When Microsoft first launched Windows, it was a revelation.

Not only did it bring together the disparate parts of the operating system (OS) in a way that made it navigable, but it added basic tools for communication and productivity. Over the years, Windows has been refined and extended – not always for the better – while PC
users have found themselves using third-party programs and tools to supplement those found in Windows itself.

The result is that we now have multiple ways of achieving different tasks – and far too many means of communicating or being contacted. It’s therefore more important than ever to have Windows set up the way that works best for our particular needs and to be able to
easily access the tools we need, when we need them.

With an ever-growing number of distractions that are fighting for your attention throughout the day, it’s important to be as productive as possible. With that in mind, we’ve dug up the best Windows tricks and talked to several productivity experts to find 51 tips sure to help you get more work done with your PC in less time.

Although these tips apply primarily to Windows 7, most also work in Vista and many apply to XP as well.


Minimise all windows
When your desktop becomes so cluttered that you can’t find anything, a good way to re­­gain focus is to minimise all the windows except the one you’re working on. Grab the title bar of the window you want to use and shake your mouse a little. All other windows will vanish into the Taskbar. Shake again to restore the windows. Ctrl, Home also works.

Use folders in your email client
Letting email accumulate in your inbox makes it difficult to quickly find important messages. It also increases the odds that you’ll overlook a message that re­­quires urgent attention. Right-click to delete the junk and file non-actionable messages into clearly defined folders.
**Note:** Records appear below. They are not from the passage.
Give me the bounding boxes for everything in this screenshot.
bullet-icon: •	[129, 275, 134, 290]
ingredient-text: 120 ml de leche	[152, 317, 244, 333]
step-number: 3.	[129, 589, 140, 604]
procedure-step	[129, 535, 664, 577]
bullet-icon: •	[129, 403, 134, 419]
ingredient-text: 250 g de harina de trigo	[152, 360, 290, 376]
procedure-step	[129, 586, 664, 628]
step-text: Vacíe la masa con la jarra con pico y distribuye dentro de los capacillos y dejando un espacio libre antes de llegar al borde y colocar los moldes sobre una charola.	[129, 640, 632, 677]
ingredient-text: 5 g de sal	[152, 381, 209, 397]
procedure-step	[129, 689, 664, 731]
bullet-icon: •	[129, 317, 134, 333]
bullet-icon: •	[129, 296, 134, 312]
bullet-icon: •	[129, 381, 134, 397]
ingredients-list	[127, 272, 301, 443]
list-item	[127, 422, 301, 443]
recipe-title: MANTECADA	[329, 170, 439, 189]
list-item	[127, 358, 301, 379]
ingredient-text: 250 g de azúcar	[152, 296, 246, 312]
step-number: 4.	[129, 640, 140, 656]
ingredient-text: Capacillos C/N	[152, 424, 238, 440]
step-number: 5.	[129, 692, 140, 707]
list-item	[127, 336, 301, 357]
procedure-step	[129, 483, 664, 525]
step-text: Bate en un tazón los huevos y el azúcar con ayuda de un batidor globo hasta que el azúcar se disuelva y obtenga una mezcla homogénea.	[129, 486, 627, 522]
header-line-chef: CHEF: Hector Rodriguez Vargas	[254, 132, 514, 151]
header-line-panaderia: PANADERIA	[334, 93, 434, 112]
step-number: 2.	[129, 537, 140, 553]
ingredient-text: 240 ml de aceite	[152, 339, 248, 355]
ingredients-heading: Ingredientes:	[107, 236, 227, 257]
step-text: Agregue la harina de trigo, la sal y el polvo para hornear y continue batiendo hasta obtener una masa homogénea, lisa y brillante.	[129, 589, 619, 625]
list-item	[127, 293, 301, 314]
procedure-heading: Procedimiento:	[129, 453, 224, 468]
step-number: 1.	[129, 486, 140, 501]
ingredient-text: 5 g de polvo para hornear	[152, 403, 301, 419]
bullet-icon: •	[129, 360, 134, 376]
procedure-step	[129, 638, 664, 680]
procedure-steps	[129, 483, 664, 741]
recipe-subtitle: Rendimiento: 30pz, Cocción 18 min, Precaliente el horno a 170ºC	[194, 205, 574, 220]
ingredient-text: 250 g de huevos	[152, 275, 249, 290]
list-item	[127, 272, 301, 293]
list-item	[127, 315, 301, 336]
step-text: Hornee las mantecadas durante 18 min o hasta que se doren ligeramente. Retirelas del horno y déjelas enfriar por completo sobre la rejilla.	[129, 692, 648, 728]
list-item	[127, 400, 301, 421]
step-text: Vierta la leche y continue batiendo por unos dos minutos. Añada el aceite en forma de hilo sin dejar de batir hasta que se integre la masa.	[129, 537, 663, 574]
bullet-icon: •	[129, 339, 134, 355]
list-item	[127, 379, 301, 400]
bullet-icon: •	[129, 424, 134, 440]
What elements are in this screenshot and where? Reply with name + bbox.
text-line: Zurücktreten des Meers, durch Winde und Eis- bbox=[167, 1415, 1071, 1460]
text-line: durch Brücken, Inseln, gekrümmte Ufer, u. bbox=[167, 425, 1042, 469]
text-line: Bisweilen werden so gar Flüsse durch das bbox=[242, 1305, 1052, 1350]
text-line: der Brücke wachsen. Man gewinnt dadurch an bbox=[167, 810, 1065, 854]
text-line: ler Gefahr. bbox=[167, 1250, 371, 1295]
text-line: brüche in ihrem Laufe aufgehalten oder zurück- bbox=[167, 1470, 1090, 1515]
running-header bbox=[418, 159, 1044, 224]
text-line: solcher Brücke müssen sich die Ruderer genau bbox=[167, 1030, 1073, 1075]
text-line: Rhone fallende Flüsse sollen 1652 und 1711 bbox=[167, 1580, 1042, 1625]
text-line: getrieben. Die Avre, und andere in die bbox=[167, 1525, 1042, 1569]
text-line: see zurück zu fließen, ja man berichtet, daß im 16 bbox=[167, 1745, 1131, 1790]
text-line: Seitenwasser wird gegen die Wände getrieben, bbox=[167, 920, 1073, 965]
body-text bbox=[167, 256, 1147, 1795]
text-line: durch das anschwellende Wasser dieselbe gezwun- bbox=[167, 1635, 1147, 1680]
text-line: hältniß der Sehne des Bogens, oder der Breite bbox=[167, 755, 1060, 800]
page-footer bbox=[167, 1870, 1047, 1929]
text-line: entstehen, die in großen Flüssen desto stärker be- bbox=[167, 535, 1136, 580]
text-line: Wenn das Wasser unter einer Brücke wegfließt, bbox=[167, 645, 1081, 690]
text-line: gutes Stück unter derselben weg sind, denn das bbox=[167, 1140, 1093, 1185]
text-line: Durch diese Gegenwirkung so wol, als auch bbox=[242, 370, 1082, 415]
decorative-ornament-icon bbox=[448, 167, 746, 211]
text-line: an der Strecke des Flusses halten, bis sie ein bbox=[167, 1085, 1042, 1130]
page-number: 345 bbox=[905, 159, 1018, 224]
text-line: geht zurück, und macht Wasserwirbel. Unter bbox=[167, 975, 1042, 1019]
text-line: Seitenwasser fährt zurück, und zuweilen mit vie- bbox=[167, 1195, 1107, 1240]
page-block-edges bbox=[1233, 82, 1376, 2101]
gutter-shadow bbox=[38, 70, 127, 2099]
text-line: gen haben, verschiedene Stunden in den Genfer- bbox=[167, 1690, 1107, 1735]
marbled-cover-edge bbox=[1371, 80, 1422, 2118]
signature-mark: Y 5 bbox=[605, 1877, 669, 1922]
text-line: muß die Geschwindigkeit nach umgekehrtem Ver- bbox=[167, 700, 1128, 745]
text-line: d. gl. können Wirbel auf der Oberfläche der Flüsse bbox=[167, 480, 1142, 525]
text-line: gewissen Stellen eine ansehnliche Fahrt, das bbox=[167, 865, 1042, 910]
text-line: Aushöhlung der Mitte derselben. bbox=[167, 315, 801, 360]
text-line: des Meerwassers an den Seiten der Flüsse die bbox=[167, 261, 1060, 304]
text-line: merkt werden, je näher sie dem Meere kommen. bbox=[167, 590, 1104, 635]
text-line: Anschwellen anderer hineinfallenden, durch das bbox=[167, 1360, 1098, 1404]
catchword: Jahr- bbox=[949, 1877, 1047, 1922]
Be judicious with email folders
An email folder shouldn’t be so narrow of purpose that it’s never used, but neither should it be so broad that it becomes overstuffed with messages – unless you use it for archiving. Use a descriptive name and keep it short enough that it doesn’t require scrolling within the Mail Folders pane. Folders can usually be nested, too.

Use rules to route messages
When your personal involvement isn’t necessary, email rules can save time. For example, do newsletters from the same company arrive 10 times a day? Put them into a folder for ‘later review’. In Outlook, select Tools, Rules and Alerts. Other clients have a similar option.

Remap the Windows key
If you never use the Windows key or would rather swap its keyboard position with another button, download a keyboard remapper. Many cheap or free applications for this purpose are available, but Keyboard Remapper (tinyurl.com/38w8jk3) works well. Remap to your heart’s content, but keep in mind that, since it bypasses Windows, there’s no way to change or disable a laptop’s Fn key. You can also use the utility to check your computer’s Bios for any potential tweakability.

Choose your own search engine
Your computer maker probably preset Internet Explorer’s default search en­­gine
to whichever company paid it. Otherwise, it’ll be set to Microsoft’s liking: Bing. Either way, it may not be the best choice.

Change the search default engine by clicking the drop-down arrow in the top-right corner of the Internet Explorer window (within the search box), and click Find More Providers. You won’t find Google without a hunt, so type Google into the ‘Find add-ons...’ search box and select the first result, Google Search Suggestions. Click ‘Add to Internet Explorer’ and, at the pop-up, click ‘Make this my default search provider’.

Improve Windows Search
If Windows Search isn’t finding everything that you know you’ve saved, check the Windows Indexing Options and the locations included in the search index. Type indexing options into the Start Menu search bar, then click Modify and navigate through the C drive to add more locations to index.

Rename files fast
If you need to rename several files in Windows Explorer, save time by selecting the first file in your list, pressing F2, and typing in the new name. When finished, press Tab instead of Enter. Explorer will jump you to the next file in the list and automatically select the entire file name so you can rename it without having to press the Backspace key. Continue pressing Tab, and you’ll zip through the list one file at a time.

Drag-and-drop items in Outlook
Outlook lets you drag any item to any other area of the program, where it will create a new item that includes the dragged information. Drag an email to the Contacts button to create a new contact for the sender, for example, with Outlook automatically populating the Name and Email fields, and putting the body of the message in the Notes field. Alternatively, drag a contact to the Calendar to create a Meeting Invitation for that person.

Don’t keep checking your email
Frequent checking breaks your concentration and interrupts what you’re doing, wasting time as you return your focus to the task at hand. Reduce how often your email client checks for new messages to something less distracting: every 10 minutes should give you time enough to focus without keeping people waiting too long for a response. In Outlook, click Ctrl, Alt, S and change the setting for ‘Schedule an automatic send/receive every X minutes’ (where X is the number of minutes).